Bu hissettiklerim varlık bilincinin bir yan ürünü mü yoksa dağların bile almaktan imtina ettikleri emanetin yükü mü bilemiyorum? Yoksa sadece bir delilik olmasın !! ?

18 Ekim 2009 Pazar

Bir dostum olsun istiyorum....


Bir dostum olsun istiyorum, içimdeki tüm korkuları paylaşabileceğim;


Bir dostum olsun istiyorum, her an arayabileceğim ama "neden aradın?" diye sormayacak;


Bir dostum olsun istiyorum, adam öldürsem bile bunu itiraf edebilecek kadar güveneceğim ama beni hiç satmayacak;


Bir dostum olsun istiyorum, "Kaf dağı şurada dediğimde" "hadi göster de inanayım" demeyecek;


Bir dostum olsun istiyorum, ideallerimi saçma bulmayacak;


Bir dostum olsun istiyorum, cehenneme gidiyorum dediğimde "sen nereye ben oraya" diyecek;


Bir dostum olsun istiyorum, cennete dahi onsuz gitmek istemeyeceğim;


Bir dostum olsun istiyorum, zırvaladığımda dahi dinleyecek, zırvalasa dahi dinleyebileceğim;


Bir dostum olsun istiyorum, yanı yanım, evim evi, dünyam dünyası olacak.


Bir dostum olsun istiyorum, ne kadınlar, ne para, ne makam aramıza giremesin, aramıza girecek tek şey ölüm olsun o da geçici olarak...


Bir dostum olsun istiyorum, çölde bile kendimi yalnız hissettirmeyecek;


Bir dostum olsun istiyorum, dostluk için mekanın ve zamanın farketmeyeceği 1000 yıl sonra da görüşsek ara da gezegenler de olsa görüştüğün andan itibaren bütün mesafelerin anlamını yitirdiği;


Bir dostum olsun istiyorum, bana saygı duyan ve benim de saygı duyduğum;


Bir dostum olsun istiyorum, kalbi hiç kırılmayan ve kalbimi hiç kıramayan;


Bir dostum olsun istiyorum, yanında ağlamaktan utanmayacağım;


Bir dostum olsun istiyorum, kötü şeyleri paylaşttığımda azaltan, iyi şeyleri paylaştığımda arttıran;


Bir dostum olsun istiyorum, tüm hayati kararlarında izimin olduğu, tüm hayati kararlarımda izi olan;


Bir dostum olsun istiyorum, eşyayı ve hakikati anlayan ve anlamama yardımcı olan;


Bir dostum olsun istiyorum, beni sadece iyi şeylere davet eden ama kötü şeylere davetime uymayan;


Bir dostum olsun istiyorum, sırf nasıl olduğumu merak ettiği için beni arayan;


Bir dostum olsun istiyorum, unuttuğum şeyleri bana hatırlatan ama en çokta insan olmayı unutturmayan...

8 Ekim 2009 Perşembe

Yine Bilmiyorum ....


İçimde garip bir duygu var.
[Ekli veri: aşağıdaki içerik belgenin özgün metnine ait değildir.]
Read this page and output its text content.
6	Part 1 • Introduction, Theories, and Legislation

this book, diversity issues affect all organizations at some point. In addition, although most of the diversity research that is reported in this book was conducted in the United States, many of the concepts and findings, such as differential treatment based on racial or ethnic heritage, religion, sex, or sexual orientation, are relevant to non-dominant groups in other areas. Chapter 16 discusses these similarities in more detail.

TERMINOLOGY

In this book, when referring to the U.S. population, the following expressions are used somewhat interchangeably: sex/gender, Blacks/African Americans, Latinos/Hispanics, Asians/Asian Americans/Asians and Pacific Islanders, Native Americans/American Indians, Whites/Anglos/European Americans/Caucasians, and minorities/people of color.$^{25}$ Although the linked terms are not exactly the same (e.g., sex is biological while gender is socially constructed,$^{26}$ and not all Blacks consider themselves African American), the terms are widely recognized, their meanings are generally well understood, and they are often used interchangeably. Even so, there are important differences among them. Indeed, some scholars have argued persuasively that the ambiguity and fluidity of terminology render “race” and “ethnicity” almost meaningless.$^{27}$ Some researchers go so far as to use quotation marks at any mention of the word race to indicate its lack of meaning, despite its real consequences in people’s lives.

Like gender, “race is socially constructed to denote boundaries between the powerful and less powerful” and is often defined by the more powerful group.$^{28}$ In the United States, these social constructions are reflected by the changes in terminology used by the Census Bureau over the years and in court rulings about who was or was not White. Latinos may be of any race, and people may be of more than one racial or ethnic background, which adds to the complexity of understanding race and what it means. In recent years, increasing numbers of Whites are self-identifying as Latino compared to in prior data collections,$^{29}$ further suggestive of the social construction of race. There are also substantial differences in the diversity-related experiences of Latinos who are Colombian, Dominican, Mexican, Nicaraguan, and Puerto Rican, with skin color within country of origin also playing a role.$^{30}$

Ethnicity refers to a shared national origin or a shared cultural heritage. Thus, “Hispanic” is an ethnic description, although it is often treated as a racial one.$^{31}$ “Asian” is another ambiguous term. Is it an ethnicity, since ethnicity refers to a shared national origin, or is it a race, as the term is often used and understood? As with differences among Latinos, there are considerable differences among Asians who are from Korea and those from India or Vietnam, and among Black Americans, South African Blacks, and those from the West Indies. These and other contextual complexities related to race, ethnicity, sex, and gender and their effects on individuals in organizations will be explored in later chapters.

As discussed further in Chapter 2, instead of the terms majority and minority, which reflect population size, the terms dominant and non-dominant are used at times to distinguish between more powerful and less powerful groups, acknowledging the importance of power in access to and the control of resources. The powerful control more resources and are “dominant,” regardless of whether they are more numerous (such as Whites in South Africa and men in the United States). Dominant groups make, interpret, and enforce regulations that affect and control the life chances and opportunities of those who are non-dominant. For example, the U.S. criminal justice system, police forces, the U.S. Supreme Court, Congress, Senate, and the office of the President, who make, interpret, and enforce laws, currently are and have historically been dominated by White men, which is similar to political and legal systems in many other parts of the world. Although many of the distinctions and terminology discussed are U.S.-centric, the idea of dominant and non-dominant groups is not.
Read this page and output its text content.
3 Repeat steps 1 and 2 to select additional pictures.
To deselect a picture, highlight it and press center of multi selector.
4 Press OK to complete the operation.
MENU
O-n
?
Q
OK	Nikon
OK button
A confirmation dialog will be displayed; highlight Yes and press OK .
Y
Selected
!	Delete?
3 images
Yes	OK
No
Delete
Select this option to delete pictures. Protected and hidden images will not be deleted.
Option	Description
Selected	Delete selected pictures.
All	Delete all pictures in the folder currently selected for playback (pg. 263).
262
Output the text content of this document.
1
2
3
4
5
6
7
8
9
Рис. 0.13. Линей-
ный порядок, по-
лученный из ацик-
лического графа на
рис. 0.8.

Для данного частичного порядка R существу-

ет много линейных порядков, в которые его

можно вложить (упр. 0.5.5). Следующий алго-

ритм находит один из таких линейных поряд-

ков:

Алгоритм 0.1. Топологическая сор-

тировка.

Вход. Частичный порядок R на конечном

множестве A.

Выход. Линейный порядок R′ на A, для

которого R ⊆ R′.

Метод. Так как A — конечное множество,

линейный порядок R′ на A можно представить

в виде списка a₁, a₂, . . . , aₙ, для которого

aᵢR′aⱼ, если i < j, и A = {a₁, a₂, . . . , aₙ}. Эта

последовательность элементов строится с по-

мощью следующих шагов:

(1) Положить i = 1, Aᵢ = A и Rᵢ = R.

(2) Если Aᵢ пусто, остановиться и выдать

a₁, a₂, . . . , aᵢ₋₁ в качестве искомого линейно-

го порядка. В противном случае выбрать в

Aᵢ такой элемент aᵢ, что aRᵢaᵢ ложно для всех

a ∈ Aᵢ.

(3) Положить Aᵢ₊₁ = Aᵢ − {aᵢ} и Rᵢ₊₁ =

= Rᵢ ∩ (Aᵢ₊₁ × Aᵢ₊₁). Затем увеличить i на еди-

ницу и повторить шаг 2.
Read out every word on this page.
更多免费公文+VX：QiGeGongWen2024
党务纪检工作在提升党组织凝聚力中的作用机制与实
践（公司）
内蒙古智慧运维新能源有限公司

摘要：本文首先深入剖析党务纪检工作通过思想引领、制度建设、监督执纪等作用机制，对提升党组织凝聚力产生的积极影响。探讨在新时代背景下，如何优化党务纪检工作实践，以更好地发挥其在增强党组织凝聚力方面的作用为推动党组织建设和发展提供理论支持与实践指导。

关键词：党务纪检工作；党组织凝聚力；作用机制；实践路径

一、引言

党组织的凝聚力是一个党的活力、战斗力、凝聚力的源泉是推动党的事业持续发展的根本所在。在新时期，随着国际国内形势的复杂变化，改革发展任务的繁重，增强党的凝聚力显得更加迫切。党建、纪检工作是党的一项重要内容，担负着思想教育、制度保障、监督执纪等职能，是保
Kendimi acayip boşlukta hissettiren ama bir o kadarda hafiflemiş hissettiren bir duygu bu. Bırak tarif edebilmeyi iyi mi kötü mü onu bile tam olarak anlayabilmiş değilim.


Hep aklına gelen şeyleri yapmayı bir hayat biçimi olarak benimsiyeli tam olarak 4 yıl 3 ay 8 gün olmuş. Bu süre içinde kendi standardlarımın üstünde çılgınlıklar yaptım. İlginç bir hayatım olduğunu da düşünüyorum açıkçası. Ama bu son yaptığım herhalde en psikopatça olanıydı. Eğitimini aldığım en iyi bildiğim ve iyi sayılabilecek bir para kazandığım işi bıraktım ve tekrar okula döndüm. Akademisyen olmayı deneyeceğim. Sadece yapmak istediğim işin bu olduğunu düşündüğüm için ve hiçbir B planı olmadan bu sefer suya atladım. Benden 4-5 hatta 6 yaş küçüklerle olmak zorunluluğuna ve neredeyse unuttuğum bilgilerinde tekrarı mecburiyetine rağmen bu işe soyundum. Sonunda da bırak akademisyenliğin garenti olmasını doktoraya kabul edileceğimin bile garantisi yok.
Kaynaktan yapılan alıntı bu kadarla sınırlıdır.